Über die A2: Verfolgungsjagd endet im Krankenhaus

Der Fahrer saß noch im Wagen, als die Rettungskräfte eintrafen.
Der Fahrer saß noch im Wagen, als die Rettungskräfte eintrafen.
Foto: Feuerwehr Samtgemeinde Grasleben
  • 21-Jähriger rast der Polizei davon.
  • Unter anderem geht's über die A2.
  • Am Ende landet er im Krankenhaus.

Rennau/Süpplingenburg. Ein 21-jähriger Autofahrer hat sich eine Verfolgungsjagd geliefert – der Abend endete für den Hannoveraner im Krankenhaus.

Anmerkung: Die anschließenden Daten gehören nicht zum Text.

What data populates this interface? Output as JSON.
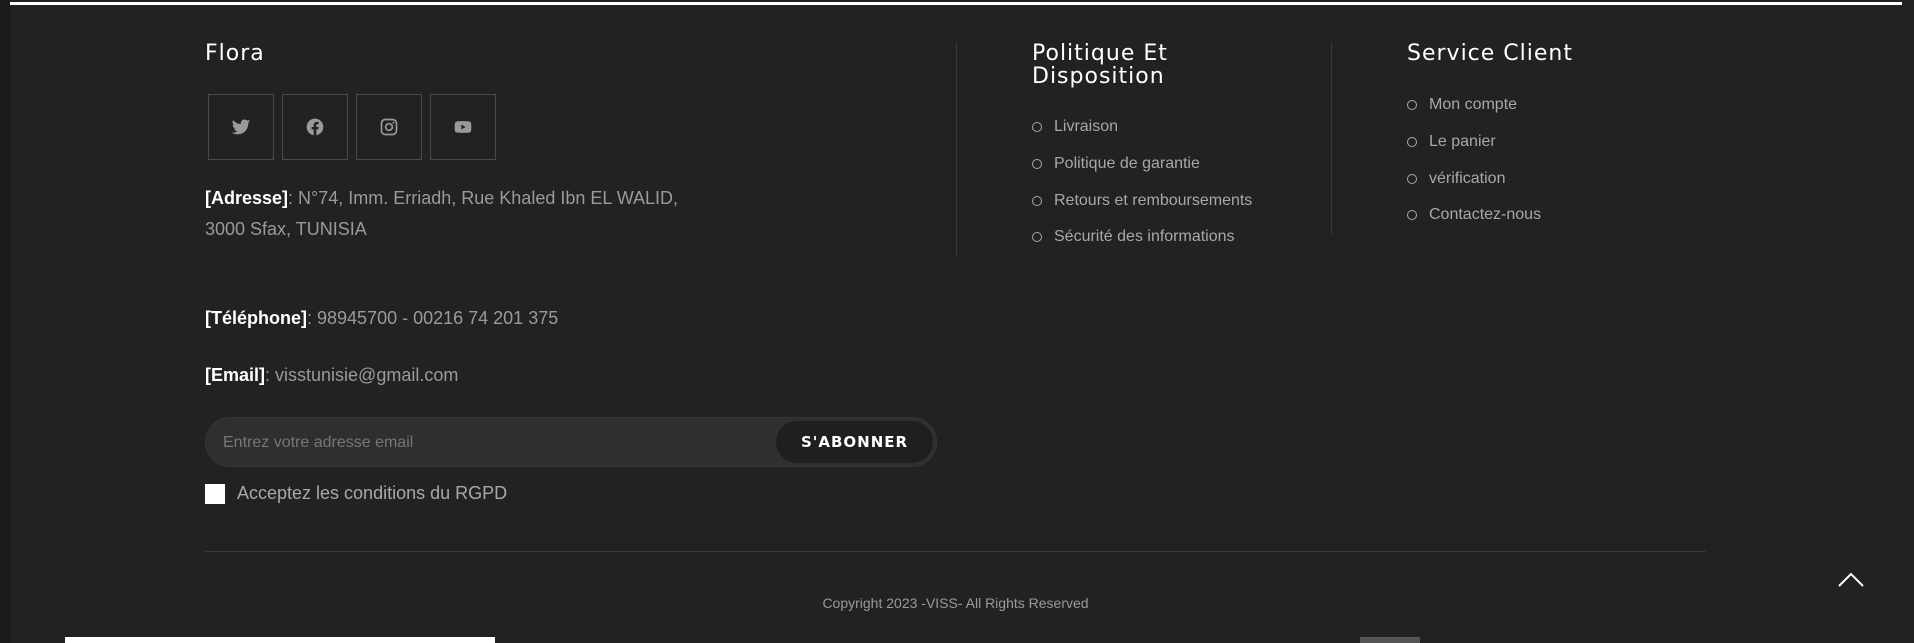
{
  "brand": {
    "title": "Flora"
  },
  "social": [
    {
      "icon": "twitter-icon"
    },
    {
      "icon": "facebook-icon"
    },
    {
      "icon": "instagram-icon"
    },
    {
      "icon": "youtube-icon"
    }
  ],
  "contact": {
    "address_label": "[Adresse]",
    "address_line1": ": N°74, Imm. Erriadh, Rue Khaled Ibn EL WALID,",
    "address_line2": "3000 Sfax, TUNISIA",
    "phone_label": "[Téléphone]",
    "phone_value": ": 98945700 - 00216 74 201 375",
    "email_label": "[Email]",
    "email_value": ": visstunisie@gmail.com"
  },
  "newsletter": {
    "placeholder": "Entrez votre adresse email",
    "button_label": "S'ABONNER",
    "gdpr_label": "Acceptez les conditions du RGPD"
  },
  "policy": {
    "title_line1": "Politique Et",
    "title_line2": "Disposition",
    "items": [
      "Livraison",
      "Politique de garantie",
      "Retours et remboursements",
      "Sécurité des informations"
    ]
  },
  "service": {
    "title": "Service Client",
    "items": [
      "Mon compte",
      "Le panier",
      "vérification",
      "Contactez-nous"
    ]
  },
  "copyright": "Copyright 2023 -VISS- All Rights Reserved",
  "colors": {
    "background": "#222222",
    "text_muted": "#9a9a9a",
    "heading": "#ffffff"
  }
}
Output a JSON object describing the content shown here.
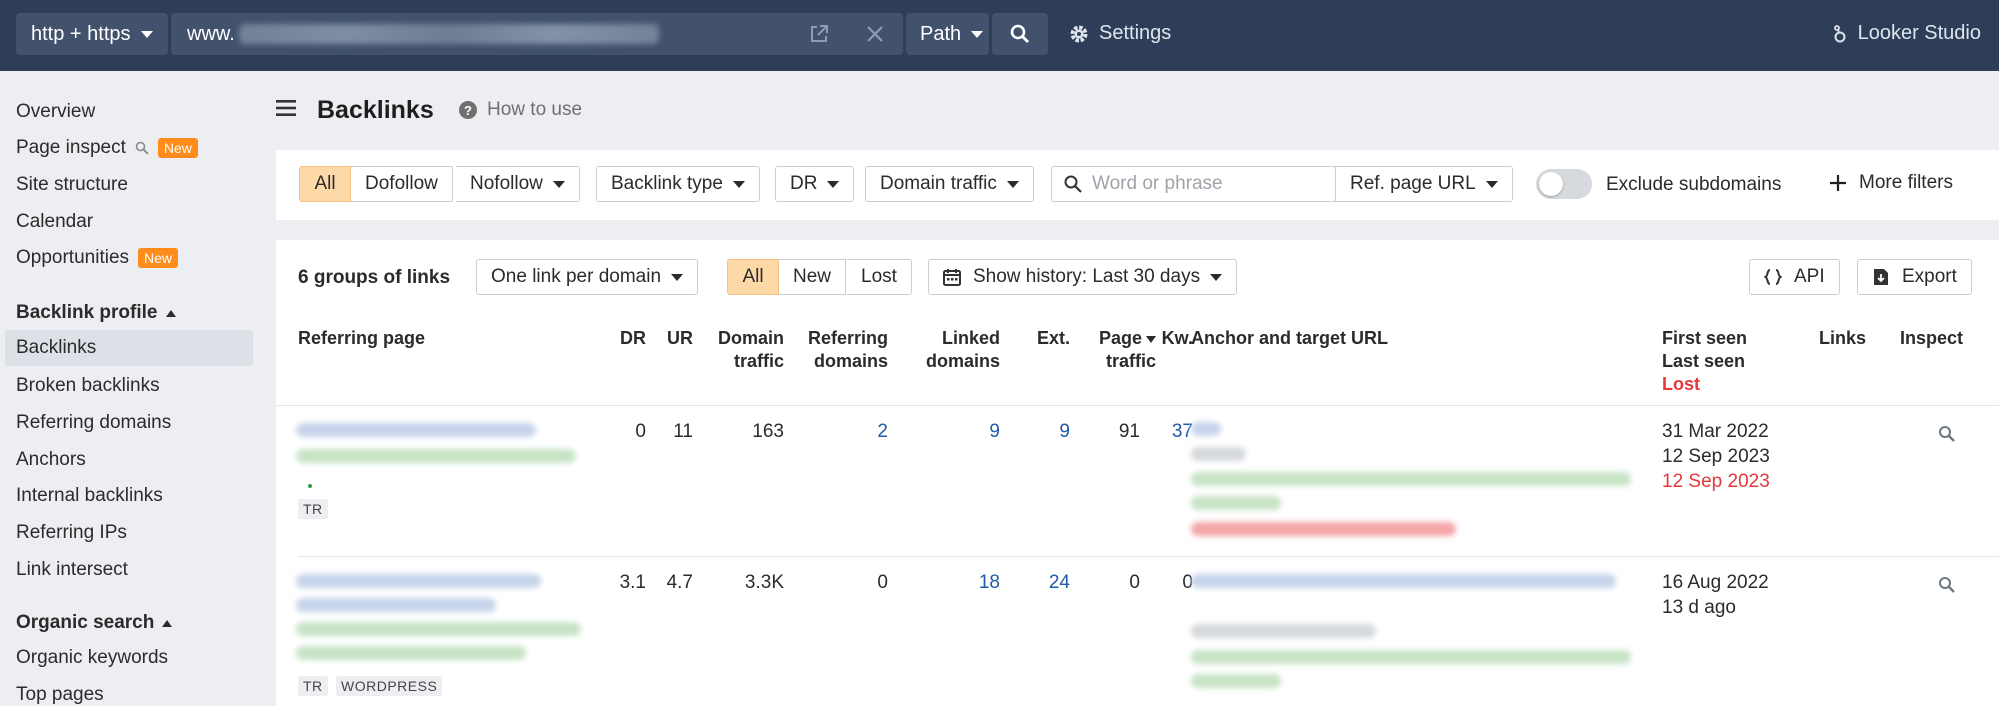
{
  "topbar": {
    "protocol": "http + https",
    "url_prefix": "www.",
    "path_label": "Path",
    "settings_label": "Settings",
    "looker_label": "Looker Studio"
  },
  "sidebar": {
    "items": [
      {
        "label": "Overview"
      },
      {
        "label": "Page inspect",
        "badge": "New"
      },
      {
        "label": "Site structure"
      },
      {
        "label": "Calendar"
      },
      {
        "label": "Opportunities",
        "badge": "New"
      }
    ],
    "backlink_profile": {
      "heading": "Backlink profile",
      "items": [
        "Backlinks",
        "Broken backlinks",
        "Referring domains",
        "Anchors",
        "Internal backlinks",
        "Referring IPs",
        "Link intersect"
      ]
    },
    "organic_search": {
      "heading": "Organic search",
      "items": [
        "Organic keywords",
        "Top pages"
      ]
    }
  },
  "main": {
    "title": "Backlinks",
    "how_to_use": "How to use"
  },
  "filters": {
    "all": "All",
    "dofollow": "Dofollow",
    "nofollow": "Nofollow",
    "backlink_type": "Backlink type",
    "dr": "DR",
    "domain_traffic": "Domain traffic",
    "search_placeholder": "Word or phrase",
    "ref_page_url": "Ref. page URL",
    "exclude_subdomains": "Exclude subdomains",
    "more_filters": "More filters"
  },
  "results": {
    "groups_label": "6 groups of links",
    "grouping": "One link per domain",
    "all": "All",
    "new": "New",
    "lost": "Lost",
    "history": "Show history: Last 30 days",
    "api": "API",
    "export": "Export"
  },
  "table": {
    "headers": {
      "referring_page": "Referring page",
      "dr": "DR",
      "ur": "UR",
      "domain_traffic_1": "Domain",
      "domain_traffic_2": "traffic",
      "referring_domains_1": "Referring",
      "referring_domains_2": "domains",
      "linked_domains_1": "Linked",
      "linked_domains_2": "domains",
      "ext": "Ext.",
      "page_traffic_1": "Page",
      "page_traffic_2": "traffic",
      "kw": "Kw.",
      "anchor": "Anchor and target URL",
      "first_seen": "First seen",
      "last_seen": "Last seen",
      "lost": "Lost",
      "links": "Links",
      "inspect": "Inspect"
    },
    "rows": [
      {
        "dr": "0",
        "ur": "11",
        "domain_traffic": "163",
        "referring_domains": "2",
        "linked_domains": "9",
        "ext": "9",
        "page_traffic": "91",
        "kw": "37",
        "first_seen": "31 Mar 2022",
        "last_seen": "12 Sep 2023",
        "lost": "12 Sep 2023",
        "tags": [
          "TR"
        ]
      },
      {
        "dr": "3.1",
        "ur": "4.7",
        "domain_traffic": "3.3K",
        "referring_domains": "0",
        "linked_domains": "18",
        "ext": "24",
        "page_traffic": "0",
        "kw": "0",
        "first_seen": "16 Aug 2022",
        "last_seen": "13 d ago",
        "tags": [
          "TR",
          "WORDPRESS"
        ]
      }
    ]
  },
  "colors": {
    "topbar_bg": "#2e3e58",
    "active_filter_bg": "#fed9a8",
    "badge_new": "#ff8c1a",
    "link_blue": "#1f5ba8",
    "lost_red": "#e5383b"
  }
}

Der Peugeot-Fahrer hatte am späten Mittwochabend bei Mariental Polizisten ignoriert, die ihn kontrollieren wollten. Stattdessen gab er Gas. Die Polizei verfolgte ihn mit Blaulicht und Sirene. Über die B224 ging es auf die A2 in Richtung Hannover.

Polizei abgedrängt

Hier versuchten die Beamten, den Flüchtigen zu überholen – aber er drängte den Streifenwagen ab. An der Abfahrt Rennau wechselte der junge Fahrer auf die K14. Hier kam es dann zu dem Unfall: Der Hannoveraner schleuderte in einer Linkskurve kurz vor Süpplingenburg nach rechts von der Fahrbahn, wobei sich sein Auto überschlug.

Er musste durch die Heckklappe aus dem auf dem Dach liegenden Auto geborgen werden und wurde ins Klinikum Helmstedt eingeliefert. Lebensgefahr besteht nicht.

Alkoholeinfluss?

Da es im Auto nach Alkohol roch, wurde dem 21-Jährigen eine Blutprobe entnommen. Die weiteren Ermittlungen müssen zeigen, ob der Fahrer überhaupt einen Führerschein hat.

Strafrechtlich wird sich der junge Mann wegen Straßenverkehrsgefährdung rechtfertigen müssen.